L’air marin fouette le visage de l’enfant. Le regard est tourné vers l’océan. Vaste étendue de paillettes bleutées ; véritable marée de sequins. Comme ceux de la robe que Maman portait hier soir. Brillance solaire et profondeur maritime. L’envie de se jeter dedans, de sauter par-dessus la vague et d’aviser après.

L’enfant s’élance, rattrapé trop vite par une poigne de fer qu’il ne connaît que trop bien.

« On ne se baigne pas après manger. »

La voix a rugi avec fermeté. Rien qu’on puisse dire, rien qu’on puisse faire, rien qu’on puisse contester. Nanou est une nourrice exemplaire. Un tempérament  de  feu  dans  un corps qui provoque les flammes : un large bassin, des fesses rebondies, une forte poitrine installée dans une lingerie délicieusement dentelée et de beaux cheveux blonds coupés aux épaules — pour tous ces messieurs qu’elle aime aguicher.
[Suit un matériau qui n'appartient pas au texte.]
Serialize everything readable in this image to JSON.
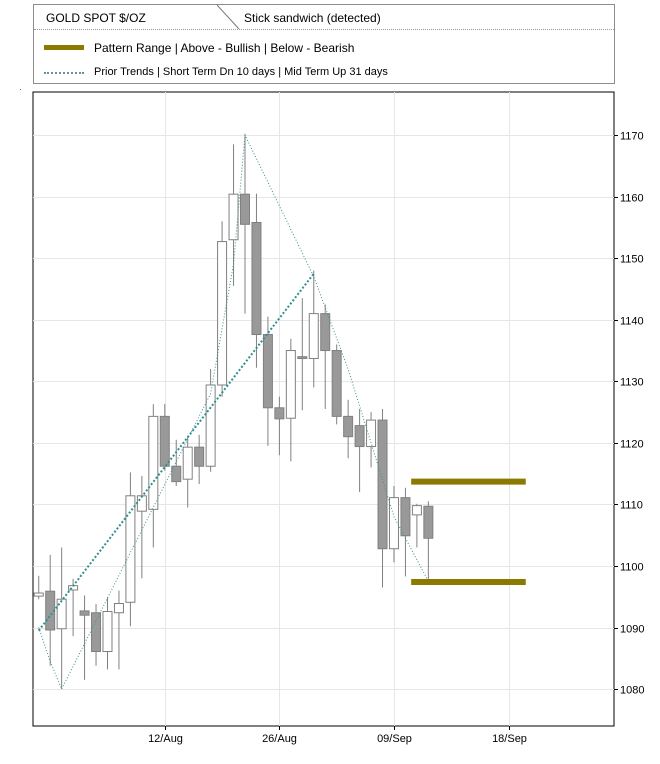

Nanou est belle. Elle aurait pu l’être plus encore, mais Nanou a choisi de devenir gardienne d’enfants. Un milieu dans lequel elle n’a le droit d’être divine qu’en soirée, lorsque les petits sont couchés.

« Quand est-ce qu’on pourra aller se baigner ?

– Dans une heure. »

Une heure, c’est long. Mais c’est la consigne à respecter. L’enfant a cinq ans et il n’aime pas suivre les règles. Son frère en a douze ; il comprend plus vite. Titouan le retient d’y aller et lui propose de jouer dans le sable. C’est marrant aussi. C’est plus sec, plus chaud. Loin de l’eau.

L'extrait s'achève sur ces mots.